Entrée en vigueur le 3 septembre 1953
Texte amendé conformément aux dispositions du Protocole n° 14 (STCE n° 194).
La Grande Chambre:
a) se prononce sur les requêtes introduites en vertu de l'article 33 ou de l'article 34 lorsque l'affaire lui a été déférée par la Chambre en vertu de l'article 30 ou lorsque l'affaire lui a été déférée en vertu de l'article 43; b) se prononce sur les questions dont la Cour est saisie par le Comité des Ministres en vertu de l’article 46, paragraphe 4 ; et c) examine les demandes d'avis consultatifs introduites en vertu de l'article 47.[…] article 3 cedh jurisprudence Appréciation cedh guide sur l'article 3 Article 25-3 cedh (La preuve pénale) article 29 de la loi sur la liberté de la presse de 1881 Appréciation in concreto article 3 cedh article 29 loi sur la liberté de la presse Article 3 bis cedh Appréciation in concreto article 3 cedh cour de cassation Arrêt KUDLA cedh article 3 détenus Article 3 cedh Article […]
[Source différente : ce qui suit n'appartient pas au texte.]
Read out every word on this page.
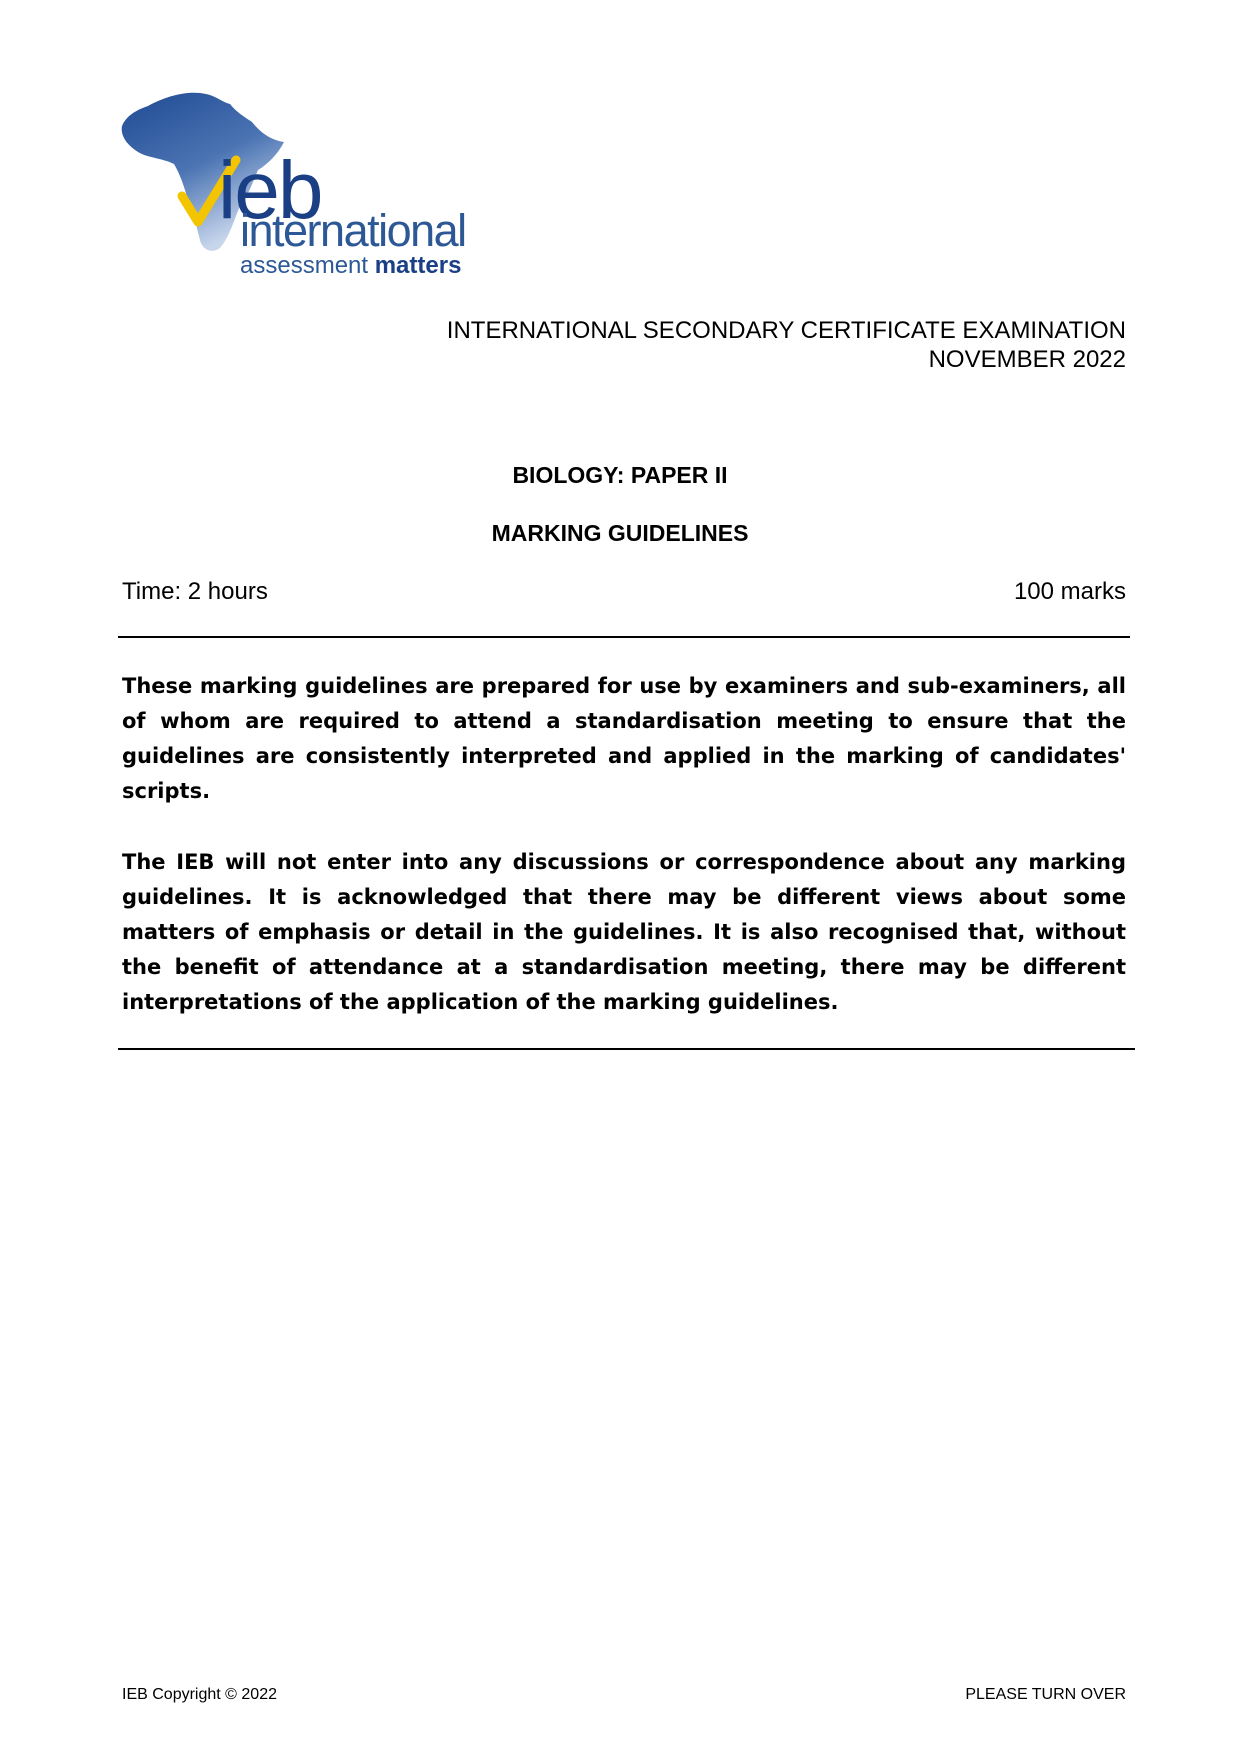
ieb
international
assessment matters
INTERNATIONAL SECONDARY CERTIFICATE EXAMINATION
NOVEMBER 2022
BIOLOGY: PAPER II
MARKING GUIDELINES
Time: 2 hours	100 marks

These marking guidelines are prepared for use by examiners and sub-examiners, all of whom are required to attend a standardisation meeting to ensure that the guidelines are consistently interpreted and applied in the marking of candidates' scripts.

The IEB will not enter into any discussions or correspondence about any marking guidelines. It is acknowledged that there may be different views about some matters of emphasis or detail in the guidelines. It is also recognised that, without the benefit of attendance at a standardisation meeting, there may be different interpretations of the application of the marking guidelines.

IEB Copyright © 2022	PLEASE TURN OVER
Lire la suite…[…] Considérant en huitième lieu, que M. A, dont au demeurant la demande de reconnaissance de la qualité de réfugié a été rejetée par une décision du 31 janvier 2003 de l'Office français de protection des réfugiés et apatrides, confirmée le 31 mars 2004 par la Commission de recours des réfugiés, se borne à faire valoir qu'un de ses compatriotes et amis a obtenu un titre de séjour et que la Guinée ne fait pas partie de la liste, établie par ledit office, des pays d'origine sûrs ; que ce faisant, il ne fait valoir aucune menace effective pesant sur sa personne ; que le moyen tiré de ce que la décision fixant le pays de renvoi méconnaîtrait l'article L. 513-2 du code de l'entrée et du séjour des étrangers et du droit d'asile doit par suite être écarté ;
[…] Il soutient que la commission du titre de séjour aurait dû être saisie ; que le refus de séjour méconnaît les 6° et 7° de l'article L.313-11 du code de l'entrée et de séjour des étrangers et du droit d'asile ; qu'il est père de deux enfants français ; […] qu'il Zest pas divorcé de son épouse ; que le refus de titre méconnaît l'article 11 de la convention franco-ivoirienne du 21 septembre 1992 dès lors qu'il a vécu en France régulièrement depuis plus de trois ans ; que la décision méconnaît l'article 8 de la convention européenne des droits de l'homme et l'article 3.1 de la convention internationale relative aux droits de l'enfant ; qu'elle est entachée d'erreur manifeste d'appréciation ; […]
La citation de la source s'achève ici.